Yikes! I am not sure. .I just know that we inherited it and the market price was around £175
Expert:  bigduckontax replied 1 year ago.

Ja is playing up tonight! Do you own granny's house jointly with your wife?

Customer: replied 1 year ago.
I owned it with my husband who passed away in September. His will left everything to me and I am the executor
Expert:  bigduckontax replied 1 year ago.

Oh, I am so sorry.

Your Capital Gains Tax (CGT) liability is 300K - 175K = 125K less your non cumulative Annual Exempt Amount (AEA) of 11.1K leaving 113.9K exposed to tax, but only half as your late husband's share of the 300K value will be included in his estate for Inheritance Tax (IHT) purposes, there being no CGT on death.. Your element will be taxed at 18% or 28% or a combination of the two rates depending on your income including the gain in the tax year of sale. A worst case scenario is a tax bill of some 13K.

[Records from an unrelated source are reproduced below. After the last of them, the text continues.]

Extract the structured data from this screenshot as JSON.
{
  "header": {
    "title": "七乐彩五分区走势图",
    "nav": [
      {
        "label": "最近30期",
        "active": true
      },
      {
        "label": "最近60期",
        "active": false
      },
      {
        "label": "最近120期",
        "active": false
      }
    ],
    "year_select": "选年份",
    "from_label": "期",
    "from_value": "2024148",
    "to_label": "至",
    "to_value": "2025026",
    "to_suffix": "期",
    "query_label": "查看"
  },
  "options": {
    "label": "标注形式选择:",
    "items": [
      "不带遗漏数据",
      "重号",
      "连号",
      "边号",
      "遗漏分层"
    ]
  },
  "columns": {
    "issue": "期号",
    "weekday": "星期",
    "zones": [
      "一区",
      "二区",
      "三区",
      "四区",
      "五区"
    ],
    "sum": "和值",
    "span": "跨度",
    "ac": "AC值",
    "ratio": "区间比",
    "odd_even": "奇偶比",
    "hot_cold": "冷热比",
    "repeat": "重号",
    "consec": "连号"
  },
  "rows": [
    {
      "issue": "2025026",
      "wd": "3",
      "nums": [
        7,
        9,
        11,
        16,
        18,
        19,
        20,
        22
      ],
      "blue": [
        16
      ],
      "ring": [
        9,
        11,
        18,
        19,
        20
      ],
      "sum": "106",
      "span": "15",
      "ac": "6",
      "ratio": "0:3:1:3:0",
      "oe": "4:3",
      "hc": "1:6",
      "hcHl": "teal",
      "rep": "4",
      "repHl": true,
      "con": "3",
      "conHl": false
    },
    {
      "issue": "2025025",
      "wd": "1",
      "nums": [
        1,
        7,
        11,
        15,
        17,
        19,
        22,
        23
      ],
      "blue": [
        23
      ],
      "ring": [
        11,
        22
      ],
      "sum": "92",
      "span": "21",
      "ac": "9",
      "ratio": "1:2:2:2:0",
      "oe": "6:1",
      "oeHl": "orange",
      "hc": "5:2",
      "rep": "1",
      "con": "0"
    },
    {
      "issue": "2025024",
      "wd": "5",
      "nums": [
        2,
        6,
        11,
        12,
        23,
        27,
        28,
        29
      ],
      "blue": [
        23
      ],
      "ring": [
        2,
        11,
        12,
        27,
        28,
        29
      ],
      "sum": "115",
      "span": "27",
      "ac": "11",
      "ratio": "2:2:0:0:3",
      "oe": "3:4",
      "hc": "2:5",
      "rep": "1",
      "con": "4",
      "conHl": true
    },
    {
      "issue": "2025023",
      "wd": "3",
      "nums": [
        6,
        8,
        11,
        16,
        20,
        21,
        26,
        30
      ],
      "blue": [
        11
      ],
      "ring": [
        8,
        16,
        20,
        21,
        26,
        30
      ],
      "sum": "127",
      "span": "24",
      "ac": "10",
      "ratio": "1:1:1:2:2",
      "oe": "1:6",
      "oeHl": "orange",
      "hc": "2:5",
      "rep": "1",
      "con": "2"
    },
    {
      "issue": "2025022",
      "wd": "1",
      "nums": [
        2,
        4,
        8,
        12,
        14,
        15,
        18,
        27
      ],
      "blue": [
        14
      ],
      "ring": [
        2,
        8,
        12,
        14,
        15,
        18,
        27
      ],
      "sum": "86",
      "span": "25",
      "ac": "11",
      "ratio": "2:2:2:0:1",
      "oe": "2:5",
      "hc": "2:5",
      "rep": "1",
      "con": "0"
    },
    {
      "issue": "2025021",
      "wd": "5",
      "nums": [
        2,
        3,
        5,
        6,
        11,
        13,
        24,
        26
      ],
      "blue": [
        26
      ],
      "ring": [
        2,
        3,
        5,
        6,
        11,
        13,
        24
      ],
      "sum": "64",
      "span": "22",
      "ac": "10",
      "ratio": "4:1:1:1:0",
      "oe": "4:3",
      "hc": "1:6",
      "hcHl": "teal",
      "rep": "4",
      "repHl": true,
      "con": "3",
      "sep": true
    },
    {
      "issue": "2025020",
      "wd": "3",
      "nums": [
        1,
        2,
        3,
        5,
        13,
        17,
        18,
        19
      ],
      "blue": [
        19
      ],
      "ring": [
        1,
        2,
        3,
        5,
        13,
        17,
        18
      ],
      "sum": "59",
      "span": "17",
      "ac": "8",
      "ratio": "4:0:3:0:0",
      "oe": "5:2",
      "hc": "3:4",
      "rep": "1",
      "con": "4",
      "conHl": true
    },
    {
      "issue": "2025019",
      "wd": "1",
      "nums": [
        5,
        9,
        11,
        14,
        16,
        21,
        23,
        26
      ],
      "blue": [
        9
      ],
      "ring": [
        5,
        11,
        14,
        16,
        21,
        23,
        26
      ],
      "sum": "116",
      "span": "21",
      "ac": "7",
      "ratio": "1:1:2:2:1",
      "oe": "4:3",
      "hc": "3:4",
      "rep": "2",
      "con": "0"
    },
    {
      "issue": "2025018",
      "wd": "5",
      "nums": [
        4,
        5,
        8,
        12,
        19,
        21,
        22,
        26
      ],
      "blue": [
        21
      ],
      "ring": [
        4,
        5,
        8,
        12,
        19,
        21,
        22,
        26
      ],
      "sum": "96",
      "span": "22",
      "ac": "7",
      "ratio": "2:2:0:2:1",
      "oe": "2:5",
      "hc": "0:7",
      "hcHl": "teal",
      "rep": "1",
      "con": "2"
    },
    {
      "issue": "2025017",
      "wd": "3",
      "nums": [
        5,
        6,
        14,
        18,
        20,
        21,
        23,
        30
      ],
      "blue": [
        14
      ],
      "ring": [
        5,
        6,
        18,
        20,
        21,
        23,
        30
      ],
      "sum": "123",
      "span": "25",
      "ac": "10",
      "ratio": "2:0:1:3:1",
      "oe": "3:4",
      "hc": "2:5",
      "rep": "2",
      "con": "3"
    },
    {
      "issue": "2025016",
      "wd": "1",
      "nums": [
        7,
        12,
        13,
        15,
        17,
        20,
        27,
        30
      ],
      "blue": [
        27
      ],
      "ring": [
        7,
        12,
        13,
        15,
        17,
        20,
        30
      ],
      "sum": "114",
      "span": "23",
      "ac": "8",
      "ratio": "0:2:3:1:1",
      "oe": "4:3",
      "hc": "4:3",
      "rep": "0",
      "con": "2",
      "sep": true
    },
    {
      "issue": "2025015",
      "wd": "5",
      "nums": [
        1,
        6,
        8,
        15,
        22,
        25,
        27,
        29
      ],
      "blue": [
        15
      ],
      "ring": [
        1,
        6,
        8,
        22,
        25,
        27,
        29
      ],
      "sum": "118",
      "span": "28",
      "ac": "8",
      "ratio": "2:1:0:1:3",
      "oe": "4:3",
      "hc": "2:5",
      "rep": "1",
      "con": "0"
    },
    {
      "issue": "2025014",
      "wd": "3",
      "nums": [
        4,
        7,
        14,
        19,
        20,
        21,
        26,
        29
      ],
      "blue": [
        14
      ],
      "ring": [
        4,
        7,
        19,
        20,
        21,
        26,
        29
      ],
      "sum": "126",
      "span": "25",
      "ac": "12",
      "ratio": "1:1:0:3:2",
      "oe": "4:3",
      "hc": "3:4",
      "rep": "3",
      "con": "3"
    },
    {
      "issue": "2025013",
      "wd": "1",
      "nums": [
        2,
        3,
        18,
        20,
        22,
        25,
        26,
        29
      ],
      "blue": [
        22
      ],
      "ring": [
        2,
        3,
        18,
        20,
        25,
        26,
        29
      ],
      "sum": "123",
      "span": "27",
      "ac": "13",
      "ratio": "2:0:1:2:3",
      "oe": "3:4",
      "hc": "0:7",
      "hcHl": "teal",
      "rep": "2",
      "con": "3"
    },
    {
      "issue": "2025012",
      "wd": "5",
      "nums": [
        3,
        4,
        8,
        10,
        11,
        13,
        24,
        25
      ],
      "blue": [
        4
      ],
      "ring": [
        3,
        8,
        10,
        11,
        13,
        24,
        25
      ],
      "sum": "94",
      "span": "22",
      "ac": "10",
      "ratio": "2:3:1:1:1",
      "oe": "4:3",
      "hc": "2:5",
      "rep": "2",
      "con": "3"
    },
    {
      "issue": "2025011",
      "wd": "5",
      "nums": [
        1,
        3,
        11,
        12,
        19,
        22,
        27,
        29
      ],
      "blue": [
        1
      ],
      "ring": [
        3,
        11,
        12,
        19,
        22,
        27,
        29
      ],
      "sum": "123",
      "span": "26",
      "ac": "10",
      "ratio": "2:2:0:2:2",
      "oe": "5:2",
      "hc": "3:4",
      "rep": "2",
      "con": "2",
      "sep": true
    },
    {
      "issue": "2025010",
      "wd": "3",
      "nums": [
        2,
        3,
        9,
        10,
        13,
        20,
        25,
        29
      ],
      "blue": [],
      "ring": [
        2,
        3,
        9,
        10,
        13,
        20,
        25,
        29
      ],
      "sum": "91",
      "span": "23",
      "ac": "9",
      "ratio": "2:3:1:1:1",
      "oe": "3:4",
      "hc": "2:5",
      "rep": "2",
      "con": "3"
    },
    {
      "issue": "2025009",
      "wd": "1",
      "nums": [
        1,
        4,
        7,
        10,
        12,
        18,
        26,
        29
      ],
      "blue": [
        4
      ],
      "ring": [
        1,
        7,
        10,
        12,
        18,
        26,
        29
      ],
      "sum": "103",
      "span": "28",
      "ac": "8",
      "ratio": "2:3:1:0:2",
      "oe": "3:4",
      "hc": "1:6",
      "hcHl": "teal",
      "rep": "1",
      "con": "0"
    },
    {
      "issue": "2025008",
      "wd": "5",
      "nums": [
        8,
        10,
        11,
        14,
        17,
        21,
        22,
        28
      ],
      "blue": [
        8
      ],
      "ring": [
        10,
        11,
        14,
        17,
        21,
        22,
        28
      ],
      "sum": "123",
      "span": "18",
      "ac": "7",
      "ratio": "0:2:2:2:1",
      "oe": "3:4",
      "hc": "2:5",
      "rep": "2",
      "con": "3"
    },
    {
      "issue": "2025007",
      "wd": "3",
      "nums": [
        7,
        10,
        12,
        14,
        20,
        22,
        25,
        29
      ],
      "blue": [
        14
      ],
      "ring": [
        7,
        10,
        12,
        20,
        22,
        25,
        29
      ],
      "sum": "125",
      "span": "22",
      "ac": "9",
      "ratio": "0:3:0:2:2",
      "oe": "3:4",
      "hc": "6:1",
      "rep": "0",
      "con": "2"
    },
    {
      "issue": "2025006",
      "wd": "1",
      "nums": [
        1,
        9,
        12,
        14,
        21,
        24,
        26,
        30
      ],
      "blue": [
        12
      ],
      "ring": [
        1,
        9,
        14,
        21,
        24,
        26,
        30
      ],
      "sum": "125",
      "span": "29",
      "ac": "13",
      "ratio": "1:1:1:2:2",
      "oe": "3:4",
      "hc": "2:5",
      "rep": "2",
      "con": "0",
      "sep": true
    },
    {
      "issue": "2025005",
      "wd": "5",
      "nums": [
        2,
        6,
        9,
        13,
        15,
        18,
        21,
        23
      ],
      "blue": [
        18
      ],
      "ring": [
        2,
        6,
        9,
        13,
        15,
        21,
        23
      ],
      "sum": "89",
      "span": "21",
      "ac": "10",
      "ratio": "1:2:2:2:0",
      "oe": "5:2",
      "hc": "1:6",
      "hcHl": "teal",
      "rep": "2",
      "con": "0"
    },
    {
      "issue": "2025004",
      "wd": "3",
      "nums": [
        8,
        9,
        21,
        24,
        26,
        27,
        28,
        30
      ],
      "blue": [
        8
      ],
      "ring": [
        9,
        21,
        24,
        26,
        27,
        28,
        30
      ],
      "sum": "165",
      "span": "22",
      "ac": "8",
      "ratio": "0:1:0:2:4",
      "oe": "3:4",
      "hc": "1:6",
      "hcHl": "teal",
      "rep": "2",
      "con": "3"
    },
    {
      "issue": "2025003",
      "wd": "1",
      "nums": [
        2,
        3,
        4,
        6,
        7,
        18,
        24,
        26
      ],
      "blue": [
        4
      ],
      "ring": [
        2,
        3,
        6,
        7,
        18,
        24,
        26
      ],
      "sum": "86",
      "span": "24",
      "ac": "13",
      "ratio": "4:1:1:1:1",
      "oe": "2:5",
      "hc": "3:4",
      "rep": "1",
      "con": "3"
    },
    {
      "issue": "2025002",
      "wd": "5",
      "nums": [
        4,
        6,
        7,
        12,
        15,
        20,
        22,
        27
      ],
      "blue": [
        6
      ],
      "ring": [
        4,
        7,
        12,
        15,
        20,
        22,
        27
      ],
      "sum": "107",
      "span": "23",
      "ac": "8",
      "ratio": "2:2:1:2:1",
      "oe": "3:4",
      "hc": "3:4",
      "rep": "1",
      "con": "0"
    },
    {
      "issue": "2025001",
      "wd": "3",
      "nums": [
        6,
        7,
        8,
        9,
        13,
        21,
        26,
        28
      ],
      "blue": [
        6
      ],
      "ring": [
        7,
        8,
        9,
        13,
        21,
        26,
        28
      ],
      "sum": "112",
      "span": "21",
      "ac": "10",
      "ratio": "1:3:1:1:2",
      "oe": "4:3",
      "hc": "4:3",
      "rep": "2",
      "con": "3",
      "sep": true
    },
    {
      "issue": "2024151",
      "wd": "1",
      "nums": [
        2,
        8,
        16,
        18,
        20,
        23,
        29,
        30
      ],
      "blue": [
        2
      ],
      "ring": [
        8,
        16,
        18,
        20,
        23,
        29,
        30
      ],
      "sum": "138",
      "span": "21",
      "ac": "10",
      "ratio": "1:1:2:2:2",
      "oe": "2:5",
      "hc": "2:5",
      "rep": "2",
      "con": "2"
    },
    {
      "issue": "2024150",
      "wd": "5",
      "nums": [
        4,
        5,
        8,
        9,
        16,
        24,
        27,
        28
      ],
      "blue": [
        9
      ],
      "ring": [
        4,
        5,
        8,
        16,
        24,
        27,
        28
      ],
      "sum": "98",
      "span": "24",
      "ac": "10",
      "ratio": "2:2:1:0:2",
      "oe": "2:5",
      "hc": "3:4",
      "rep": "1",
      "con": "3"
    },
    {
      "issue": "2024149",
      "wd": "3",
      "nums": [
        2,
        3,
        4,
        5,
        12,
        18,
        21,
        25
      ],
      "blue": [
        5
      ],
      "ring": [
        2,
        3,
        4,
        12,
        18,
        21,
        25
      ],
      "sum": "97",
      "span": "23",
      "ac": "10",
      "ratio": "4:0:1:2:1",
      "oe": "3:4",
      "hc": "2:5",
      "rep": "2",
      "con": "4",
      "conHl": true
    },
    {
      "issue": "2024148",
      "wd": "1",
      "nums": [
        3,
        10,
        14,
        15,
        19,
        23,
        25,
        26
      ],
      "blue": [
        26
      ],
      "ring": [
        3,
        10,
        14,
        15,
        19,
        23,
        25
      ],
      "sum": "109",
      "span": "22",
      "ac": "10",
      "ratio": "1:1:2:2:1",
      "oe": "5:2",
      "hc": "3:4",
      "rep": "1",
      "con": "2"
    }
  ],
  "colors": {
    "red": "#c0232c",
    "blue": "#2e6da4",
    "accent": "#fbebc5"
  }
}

The gift to your children will create a Potentially Exempt Transfer (PET) in your IHT affairs. PETs run off at a taper over seven years and in the event of your demise are added back to your estate for IHT purposes. PETs are the first to suffer IHT and if the estate is insufficient to meet the tax on the PET the liability cascades down to the beneficiary for immediate payment. IHT kicks in at 325K, but from 2017 to 2020 this rises progressively to 500K for family homes left to children. There is also a possibility that you have inherited some or all of your late husband's 325K also.

I do hope that you have found my reply of some assistance.

Customer: replied 1 year ago.
Thanks for this answer, it seems I might not be taxed as much as I thought. I see I need to get assets to my kids asap because in 7 years I will be quite elderly. So thanks for this. I will put the house in Maidstone on the market very soon.
Expert:  bigduckontax replied 1 year ago.

Delighted to have been of assistance.